Why I Kept Telling Myself It Could Be Worse — and Why That Comparison Kept Me Stuck
Gratitude became a way to look away.
Every time doubt crept in, I reminded myself it could be worse.
My kids weren’t hospitalized. They weren’t visibly ill. They were still functioning.
That comparison felt grounding — even responsible.
I told myself that because it wasn’t extreme, it didn’t require action.
Comparing my kids to worse outcomes didn’t bring clarity — it softened my concern.
Why “It Could Be Worse” Feels Reassuring
Perspective can calm fear.
It reminds us that things aren’t catastrophic, that life is still moving forward.
For me, that comparison helped regulate my own anxiety — even as the pattern continued.
Gratitude can quiet alarm without answering questions.
Feeling grateful didn’t mean the situation was supportive — it meant I was coping.
When Comparison Replaces Observation
I stopped asking whether my kids felt well.
I asked whether they were worse than someone else.
This mindset fit neatly with the idea that they didn’t seem sick enough to act, something I later unpacked in why my kids didn’t seem sick enough to act.
Comparison shifts the focus away from the child in front of you.
Relative suffering obscured absolute strain.

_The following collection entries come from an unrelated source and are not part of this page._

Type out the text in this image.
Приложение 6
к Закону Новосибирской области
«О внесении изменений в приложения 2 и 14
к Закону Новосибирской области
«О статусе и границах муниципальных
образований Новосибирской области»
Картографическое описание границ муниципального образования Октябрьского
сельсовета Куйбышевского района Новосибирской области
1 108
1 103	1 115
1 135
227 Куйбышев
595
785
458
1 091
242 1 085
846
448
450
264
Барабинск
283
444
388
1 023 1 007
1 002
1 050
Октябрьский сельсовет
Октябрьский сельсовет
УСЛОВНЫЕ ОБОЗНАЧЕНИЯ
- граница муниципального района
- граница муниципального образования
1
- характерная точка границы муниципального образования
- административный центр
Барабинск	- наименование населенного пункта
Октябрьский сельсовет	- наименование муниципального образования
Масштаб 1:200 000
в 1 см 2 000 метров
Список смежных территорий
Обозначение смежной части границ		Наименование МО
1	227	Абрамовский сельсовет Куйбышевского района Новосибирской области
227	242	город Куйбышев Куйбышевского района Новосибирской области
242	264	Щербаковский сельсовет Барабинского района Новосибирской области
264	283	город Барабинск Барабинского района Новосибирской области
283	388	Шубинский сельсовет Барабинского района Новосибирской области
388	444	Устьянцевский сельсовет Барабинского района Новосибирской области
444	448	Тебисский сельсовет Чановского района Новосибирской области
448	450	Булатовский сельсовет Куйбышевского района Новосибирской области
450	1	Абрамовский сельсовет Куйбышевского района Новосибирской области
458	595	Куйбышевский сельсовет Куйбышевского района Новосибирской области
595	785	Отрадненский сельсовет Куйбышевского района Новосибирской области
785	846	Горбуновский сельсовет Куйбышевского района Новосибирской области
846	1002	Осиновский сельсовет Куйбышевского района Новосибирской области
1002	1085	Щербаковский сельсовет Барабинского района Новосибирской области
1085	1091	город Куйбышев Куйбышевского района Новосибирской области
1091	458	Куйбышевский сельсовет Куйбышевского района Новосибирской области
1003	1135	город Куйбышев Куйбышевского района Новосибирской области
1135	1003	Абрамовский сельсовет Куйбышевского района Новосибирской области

Why This Comparison Delayed My Response
As long as things weren’t the worst-case scenario, I felt justified in waiting.
No emergency meant no urgency.
This reinforced the same waiting loop I described in why I thought time would fix things.
Waiting feels safer when you can point to something worse.

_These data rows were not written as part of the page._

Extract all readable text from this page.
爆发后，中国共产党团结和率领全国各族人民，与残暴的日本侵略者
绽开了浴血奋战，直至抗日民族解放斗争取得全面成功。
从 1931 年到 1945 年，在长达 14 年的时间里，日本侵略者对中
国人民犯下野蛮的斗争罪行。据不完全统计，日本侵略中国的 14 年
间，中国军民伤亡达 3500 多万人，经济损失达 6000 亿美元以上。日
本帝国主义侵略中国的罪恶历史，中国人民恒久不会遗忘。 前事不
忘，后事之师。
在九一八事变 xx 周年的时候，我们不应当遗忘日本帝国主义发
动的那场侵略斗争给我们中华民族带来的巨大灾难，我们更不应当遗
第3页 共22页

Comparison gave me a reason to pause instead of a reason to look closer.
How Contrast Changed the Comparison
The comparison that finally mattered wasn’t to other families.
It was to my own kids — in different places.

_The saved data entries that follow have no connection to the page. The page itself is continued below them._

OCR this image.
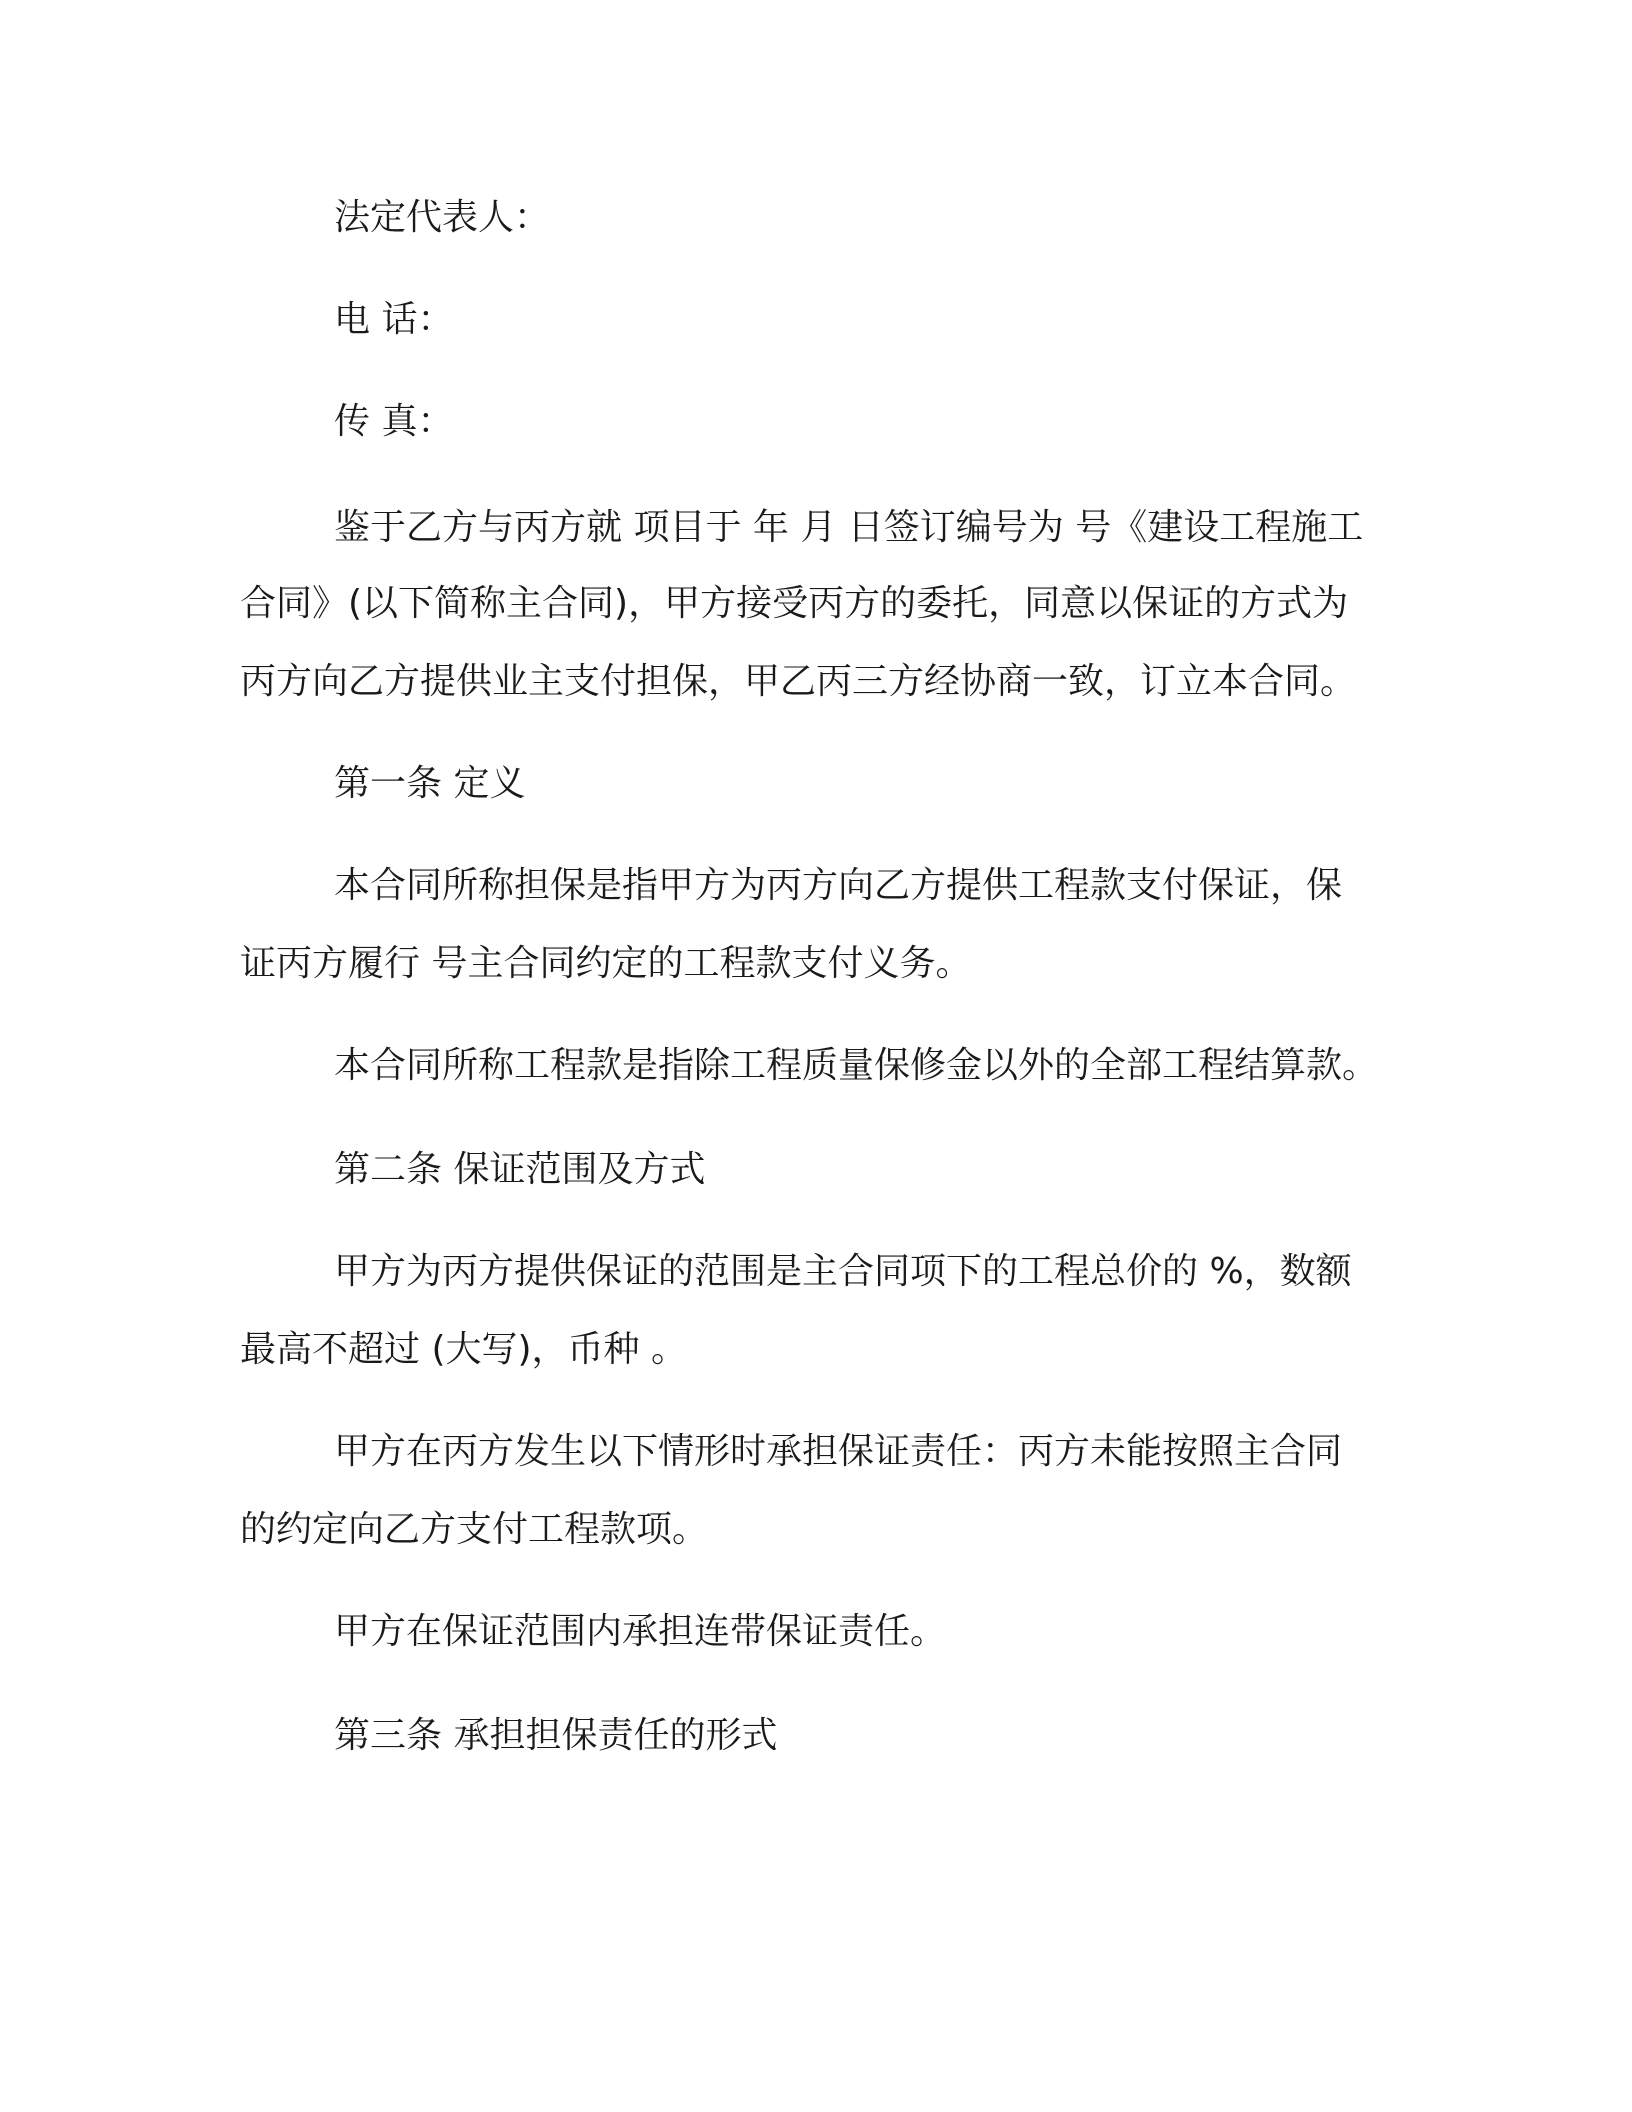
法定代表人：
电 话：
传 真：
鉴于乙方与丙方就 项目于 年 月 日签订编号为 号《建设工程施工
合同》(以下简称主合同)，甲方接受丙方的委托，同意以保证的方式为
丙方向乙方提供业主支付担保，甲乙丙三方经协商一致，订立本合同。
第一条 定义
本合同所称担保是指甲方为丙方向乙方提供工程款支付保证，保
证丙方履行 号主合同约定的工程款支付义务。
本合同所称工程款是指除工程质量保修金以外的全部工程结算款。
第二条 保证范围及方式
甲方为丙方提供保证的范围是主合同项下的工程总价的 %，数额
最高不超过 (大写)，币种 。
甲方在丙方发生以下情形时承担保证责任：丙方未能按照主合同
的约定向乙方支付工程款项。
甲方在保证范围内承担连带保证责任。
第三条 承担担保责任的形式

Away from home, they softened. At home, they endured.
This mirrored the clarity I found in why my kids’ symptoms quieted when we left the house.
The most useful comparison is before and after.
Watching my kids feel better elsewhere reframed what “fine” actually meant.
What Shifted When I Stopped Measuring Against “Worse”
I didn’t stop feeling grateful.
I stopped using gratitude as a reason to ignore discomfort.
I let my kids’ lived experience become the reference point.
Something doesn’t have to be the worst to deserve attention.
Letting go of comparison helped me respond without fear or guilt.